Breaking News Emails
With 707 horsepower, the Dodge Challenger and Charger Hellcat models are the most powerful muscle cars to ever roll off a Detroit assembly line, and the fastest. Just ask any dealer who has watched the two vehicles squeal out of showrooms faster than the factory can build them.
Even though Dodge is heavily promoting the Hellcat in a series of new 30- and 90-second ads, the cars are sold out for the rest of the 2015 model-year. But parent Fiat Chrysler isn’t the only one struggling to meet demand. Ford Motor Co. saw a roughly 40 percent jump in sales of its long-popular Mustang last month. And while sales are off a bit for the Camaro, Chevrolet expects a big surge of demand once it launches the all-new 2016 version in the months ahead.
Only a few years ago, skeptics were predicting the demise of the muscle car, saying the classic V-8 engine that powers them was likely to be relegated to the automotive rust heap. Hybrids and battery-cars were expected to take their place. But as recent sales figures have demonstrated, Americans aren’t about to abandon their long-standing passion for performance. These days, manufacturers are being forced to pile on the incentives to get buyers to consider those alternative-power vehicles.
'Resurgence of the muscle car'
“The love of the Mustang combined with the reintroduction of the Camaro, Challenger and Charger has sparked a resurgence of the muscle car,” said Brad Smith, director of automotive statistics at Experian Automotive, which this week released a new report on the resurgence of American muscle.
According to Experian, muscle car sales have risen more than 35 percent over the last nine years and there are now more of these vehicles on the road than there have been in decades.
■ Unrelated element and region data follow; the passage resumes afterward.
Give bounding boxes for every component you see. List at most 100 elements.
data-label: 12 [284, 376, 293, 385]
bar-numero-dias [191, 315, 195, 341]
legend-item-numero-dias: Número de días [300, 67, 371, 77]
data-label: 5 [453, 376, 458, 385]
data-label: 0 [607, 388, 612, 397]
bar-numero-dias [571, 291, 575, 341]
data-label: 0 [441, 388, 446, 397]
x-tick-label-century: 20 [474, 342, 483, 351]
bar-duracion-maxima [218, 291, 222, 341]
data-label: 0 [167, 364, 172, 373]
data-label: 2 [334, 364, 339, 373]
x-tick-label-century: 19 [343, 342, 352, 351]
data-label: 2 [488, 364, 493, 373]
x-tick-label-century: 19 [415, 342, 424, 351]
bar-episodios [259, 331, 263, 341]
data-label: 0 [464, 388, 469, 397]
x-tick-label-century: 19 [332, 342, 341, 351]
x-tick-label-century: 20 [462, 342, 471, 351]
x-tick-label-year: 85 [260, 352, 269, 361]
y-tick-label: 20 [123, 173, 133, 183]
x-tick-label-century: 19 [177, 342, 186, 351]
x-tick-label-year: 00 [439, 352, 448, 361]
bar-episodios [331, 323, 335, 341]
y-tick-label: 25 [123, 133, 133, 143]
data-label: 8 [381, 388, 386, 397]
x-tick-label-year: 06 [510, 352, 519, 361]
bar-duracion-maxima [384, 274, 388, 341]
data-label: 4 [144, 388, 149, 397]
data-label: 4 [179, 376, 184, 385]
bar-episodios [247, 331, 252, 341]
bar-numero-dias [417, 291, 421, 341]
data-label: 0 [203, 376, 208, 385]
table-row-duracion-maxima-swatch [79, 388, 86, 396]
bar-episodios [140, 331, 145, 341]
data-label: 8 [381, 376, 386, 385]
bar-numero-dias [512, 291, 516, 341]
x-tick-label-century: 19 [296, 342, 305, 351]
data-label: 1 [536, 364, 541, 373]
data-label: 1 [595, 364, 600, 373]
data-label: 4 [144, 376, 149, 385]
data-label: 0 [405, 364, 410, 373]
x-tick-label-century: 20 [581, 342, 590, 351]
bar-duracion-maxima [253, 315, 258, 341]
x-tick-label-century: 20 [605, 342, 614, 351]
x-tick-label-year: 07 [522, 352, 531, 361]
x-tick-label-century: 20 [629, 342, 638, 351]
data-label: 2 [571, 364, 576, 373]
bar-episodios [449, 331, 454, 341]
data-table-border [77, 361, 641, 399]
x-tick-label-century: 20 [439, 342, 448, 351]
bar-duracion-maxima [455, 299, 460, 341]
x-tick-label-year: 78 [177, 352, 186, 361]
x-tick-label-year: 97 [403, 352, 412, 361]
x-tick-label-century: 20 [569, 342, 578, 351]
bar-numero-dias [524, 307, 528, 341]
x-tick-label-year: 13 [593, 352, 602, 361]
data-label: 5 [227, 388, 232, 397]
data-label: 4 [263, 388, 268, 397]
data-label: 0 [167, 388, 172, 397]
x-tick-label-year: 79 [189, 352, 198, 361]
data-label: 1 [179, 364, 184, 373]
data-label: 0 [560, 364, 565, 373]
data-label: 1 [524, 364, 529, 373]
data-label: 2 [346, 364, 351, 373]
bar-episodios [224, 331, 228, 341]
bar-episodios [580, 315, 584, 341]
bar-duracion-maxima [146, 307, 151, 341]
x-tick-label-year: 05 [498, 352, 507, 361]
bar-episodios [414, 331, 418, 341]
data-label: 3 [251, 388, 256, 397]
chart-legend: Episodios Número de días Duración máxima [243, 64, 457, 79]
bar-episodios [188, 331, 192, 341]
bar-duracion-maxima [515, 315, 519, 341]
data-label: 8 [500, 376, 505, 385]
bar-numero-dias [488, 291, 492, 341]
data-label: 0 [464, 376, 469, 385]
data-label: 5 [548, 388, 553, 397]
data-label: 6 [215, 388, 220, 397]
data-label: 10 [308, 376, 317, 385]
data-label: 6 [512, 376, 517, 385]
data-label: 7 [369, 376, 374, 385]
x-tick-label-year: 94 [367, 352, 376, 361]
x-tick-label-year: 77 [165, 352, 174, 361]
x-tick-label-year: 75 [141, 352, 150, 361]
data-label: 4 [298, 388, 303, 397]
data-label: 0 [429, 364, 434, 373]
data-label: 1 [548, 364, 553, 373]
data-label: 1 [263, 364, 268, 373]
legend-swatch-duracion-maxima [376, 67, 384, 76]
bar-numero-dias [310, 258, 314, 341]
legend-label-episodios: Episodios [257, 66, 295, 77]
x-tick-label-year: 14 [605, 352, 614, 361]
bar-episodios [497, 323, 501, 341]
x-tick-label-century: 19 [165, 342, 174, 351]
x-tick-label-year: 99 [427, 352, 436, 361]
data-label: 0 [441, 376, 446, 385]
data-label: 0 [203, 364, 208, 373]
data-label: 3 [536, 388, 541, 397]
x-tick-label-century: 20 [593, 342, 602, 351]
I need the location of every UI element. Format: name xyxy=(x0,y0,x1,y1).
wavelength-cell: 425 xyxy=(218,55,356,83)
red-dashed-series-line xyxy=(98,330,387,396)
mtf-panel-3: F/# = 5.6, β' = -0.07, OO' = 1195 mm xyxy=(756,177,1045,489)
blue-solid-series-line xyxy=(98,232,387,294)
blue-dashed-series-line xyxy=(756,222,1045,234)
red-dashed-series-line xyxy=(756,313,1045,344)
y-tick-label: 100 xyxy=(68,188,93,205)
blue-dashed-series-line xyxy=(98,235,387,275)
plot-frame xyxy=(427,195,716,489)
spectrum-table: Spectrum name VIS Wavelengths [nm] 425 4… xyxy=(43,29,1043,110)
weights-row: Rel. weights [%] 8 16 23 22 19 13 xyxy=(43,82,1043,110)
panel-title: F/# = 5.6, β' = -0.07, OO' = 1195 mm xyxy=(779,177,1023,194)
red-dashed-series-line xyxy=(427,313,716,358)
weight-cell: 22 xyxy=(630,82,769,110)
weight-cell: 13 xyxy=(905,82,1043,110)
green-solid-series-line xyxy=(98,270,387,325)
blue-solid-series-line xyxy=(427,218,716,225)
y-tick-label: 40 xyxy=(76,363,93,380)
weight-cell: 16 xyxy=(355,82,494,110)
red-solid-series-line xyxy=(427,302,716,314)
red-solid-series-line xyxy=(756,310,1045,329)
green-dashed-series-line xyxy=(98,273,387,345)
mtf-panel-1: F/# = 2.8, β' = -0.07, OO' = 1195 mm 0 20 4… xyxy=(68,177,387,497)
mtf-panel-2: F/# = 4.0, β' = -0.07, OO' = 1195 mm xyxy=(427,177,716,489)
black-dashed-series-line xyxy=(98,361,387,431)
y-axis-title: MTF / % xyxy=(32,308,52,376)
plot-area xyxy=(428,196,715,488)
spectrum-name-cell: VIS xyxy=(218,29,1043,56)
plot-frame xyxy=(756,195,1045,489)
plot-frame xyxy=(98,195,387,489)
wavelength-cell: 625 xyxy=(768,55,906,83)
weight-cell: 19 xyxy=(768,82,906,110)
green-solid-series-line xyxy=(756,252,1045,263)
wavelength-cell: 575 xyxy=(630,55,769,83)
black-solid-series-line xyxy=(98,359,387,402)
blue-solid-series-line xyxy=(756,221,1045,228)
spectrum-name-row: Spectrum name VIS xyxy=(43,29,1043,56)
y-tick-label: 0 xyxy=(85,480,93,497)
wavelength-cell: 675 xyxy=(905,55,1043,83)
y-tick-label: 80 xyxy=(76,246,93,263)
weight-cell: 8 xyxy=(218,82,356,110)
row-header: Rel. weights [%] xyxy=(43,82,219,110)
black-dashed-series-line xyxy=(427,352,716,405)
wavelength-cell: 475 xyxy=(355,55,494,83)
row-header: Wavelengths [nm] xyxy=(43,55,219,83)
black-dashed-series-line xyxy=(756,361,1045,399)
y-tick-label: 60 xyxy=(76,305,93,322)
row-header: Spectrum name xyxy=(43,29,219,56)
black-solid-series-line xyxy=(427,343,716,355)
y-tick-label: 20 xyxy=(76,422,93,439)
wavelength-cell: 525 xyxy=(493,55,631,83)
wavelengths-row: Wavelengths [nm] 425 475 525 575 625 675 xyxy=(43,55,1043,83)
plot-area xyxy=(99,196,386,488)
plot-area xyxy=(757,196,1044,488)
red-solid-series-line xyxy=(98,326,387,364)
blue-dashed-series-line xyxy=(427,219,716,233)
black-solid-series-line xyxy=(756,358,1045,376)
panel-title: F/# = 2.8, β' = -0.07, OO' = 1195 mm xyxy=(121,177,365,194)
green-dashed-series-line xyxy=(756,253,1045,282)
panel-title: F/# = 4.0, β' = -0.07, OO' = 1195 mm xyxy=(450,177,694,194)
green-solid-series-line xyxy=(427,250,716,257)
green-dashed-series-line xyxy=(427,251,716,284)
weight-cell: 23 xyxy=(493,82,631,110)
After a seven-year gap due to declining sales, Chevrolet took the seemingly risky gamble of reintroducing the Camaro in 2009. It went on to become the segment’s best-seller for five years, only losing its perch as muscle car king-of-the-hill with the launch of Ford’s 50th anniversary Mustang earlier this year.
“While the growing popularity might run contrary to conventional wisdom, consumers are continuing to show their appreciation for a part of American history and not steering away from raw horsepower to focus solely on fuel efficiency,” Smith said.
That said, even muscle cars are getting better mileage these days. The 455-hp Chevrolet Corvette Stingray can deliver as much as 31 miles per gallon on the highway – a figure that not that many years ago would have impressed a compact car buyer.
To get there, manufacturers are using a variety of tricks, such as displacement-on-demand, which shuts off some of an engine’s cylinders when the demand for power is light. And direct injection has the advantage of not only reducing emissions and fuel consumption but boosting performance.
Then there are the “blowers.” The 6.2-liter engines in the Dodge Charger and Challenger siblings use supercharging to add scads of power upon demand. The new Mustang, meanwhile, is now offered with a turbocharged engine option for the first time, something that will be offered buyers of the 2016 Chevy Camaro, as well.
Looking forward, as they face even tougher emissions and mileage standards, automakers are looking at still more advanced options. Dave Pericak, the head of the new Ford Performance unit, recently confirmed that the maker is even looking at battery-based technologies, such as hybrids, that could pair performance and fuel economy.
That’s no surprise. Three of the world’s most exotic and powerful supercars -- the Ferrari LaFerrari, the Porsche 918 Spyder and the McLaren P1 -- all use hybridized powertrains.
With demand so strong, why would Dodge be rolling out a new ad series for the Hellcat and Viper featuring Phil Collins performing his classic rocker, “In the Air Tonight”?
“We don’t build Hellcats or Vipers for high volume. We build them as brand positioning statements,” explains Dodge CEO Tim Kuniskis. “These vehicles may be a very small percentage of our overall sales but they send a very strong message about the brand personality and attitude.”
That’s particularly important in reaching a new generation of so-called Millennial buyers who, until recently, seemed surprisingly indifferent to automobiles overall. If anything, went conventional wisdom, they were fixated on hybrids and other energy-saving alternatives.
But conventional wisdom is often proved wrong. Another study, this one by Enterprise Holdings, found 91 percent of Gen-Y stating it is “important” to own a car. Meanwhile, Ford reports that 35 percent of Mustang buyers nationwide are Millennials, a figure that climbs to 40 percent in California.
Not surprisingly, industry data show that demand for performance cars tends to be stronger in Sunbelt regions of the country. According to the Experian study, Texas residents were, on a per capita basis, 79 percent more likely to buy a muscle car than motorists in Vermont.